Head lice are tiny insects that feed on human scalp blood. Head lice can crawl but not jump or fly. Transmission of a head louse from one child to another is frequently accomplished by direct head-to-head contact, which occurs frequently within a family or among children who have close contact at school or play, as well as hats, towels, brushes and pillows. A study by PubMed Central, a US-based medical archive, indicates that up to 58% of all children in Africa will contract lice at some stage. The figure is similar in Asia at 59%, and in Europe, it is 22,4%.

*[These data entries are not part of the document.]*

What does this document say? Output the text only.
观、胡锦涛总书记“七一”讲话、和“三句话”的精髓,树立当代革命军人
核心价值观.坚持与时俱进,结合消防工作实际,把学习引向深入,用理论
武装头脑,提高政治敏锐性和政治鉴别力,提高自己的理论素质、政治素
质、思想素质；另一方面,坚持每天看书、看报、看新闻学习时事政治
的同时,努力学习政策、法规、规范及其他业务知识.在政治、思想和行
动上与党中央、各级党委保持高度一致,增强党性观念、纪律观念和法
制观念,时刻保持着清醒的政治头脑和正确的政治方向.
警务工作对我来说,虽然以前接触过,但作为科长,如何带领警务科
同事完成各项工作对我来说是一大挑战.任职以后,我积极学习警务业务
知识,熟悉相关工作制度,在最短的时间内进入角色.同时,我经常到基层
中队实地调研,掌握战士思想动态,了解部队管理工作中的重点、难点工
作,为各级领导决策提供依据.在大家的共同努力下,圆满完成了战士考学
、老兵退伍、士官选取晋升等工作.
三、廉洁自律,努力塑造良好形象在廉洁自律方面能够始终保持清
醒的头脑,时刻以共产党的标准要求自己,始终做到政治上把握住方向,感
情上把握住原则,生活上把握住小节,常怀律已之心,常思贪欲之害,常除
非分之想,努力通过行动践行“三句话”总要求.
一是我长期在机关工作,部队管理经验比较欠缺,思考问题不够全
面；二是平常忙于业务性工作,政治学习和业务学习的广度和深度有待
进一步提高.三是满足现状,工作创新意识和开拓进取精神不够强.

Are anti-lice shampoos effective?

Anti-lice shampoos are the most effective treatment, but many have serious side- effects due to poisonous ingredients, particularly the chemical Gamma Benzene Hexachloride (GBH), also known as Lindane and Kwell. These chemicals can be harmful if used incorrectly.

What about home remedies?

Tea tree oil is also promoted as a treatment for lice, but has a high potential for allergic reactions, especially in children. The Food & Drug Administration in the US has recommended against its use. Other home remedies such as vinegar, olive oil or mayonnaise have also been disproved.

Treatment protocol

The following is a basic protocol, should your child contract head lice:

  • On discovering head lice, wash your child’s hair with non-toxic, nature-based shampoo.
  • Use a lice comb to extract the remaining lice and nits.
  • After administering the shampoo, use a nature-based preventative spray to further deter any remaining lice, and to protect your child’s hair from further infestation.
  • If possible, keep your child out of school, but all parents need to inform their children’s schools and/or other parents to help prevent further infestation.
  • A second treatment after 10 days is recommended as lice eggs require nine days to hatch, and a third treatment can be performed after five days.
  • Try to avoid contact between your child and playmates for at least 10 days to avoid spreading the lice.
  • Lice can become resistant to chemical products. It is much harder for lice to become resistant to natural products.

Good to know

No methods are 100% effective for the treatment of head lice, and – once infested – regular inspections and combing should take place until seven to ten days after the last nits are visible and have been removed. If numerous cases of head lice are detected or suspected in your child’s school, staff may arrange head inspections of children in close contact with others with head lice. These inspections should be conducted with discretion and parent/guardian and child/student consent.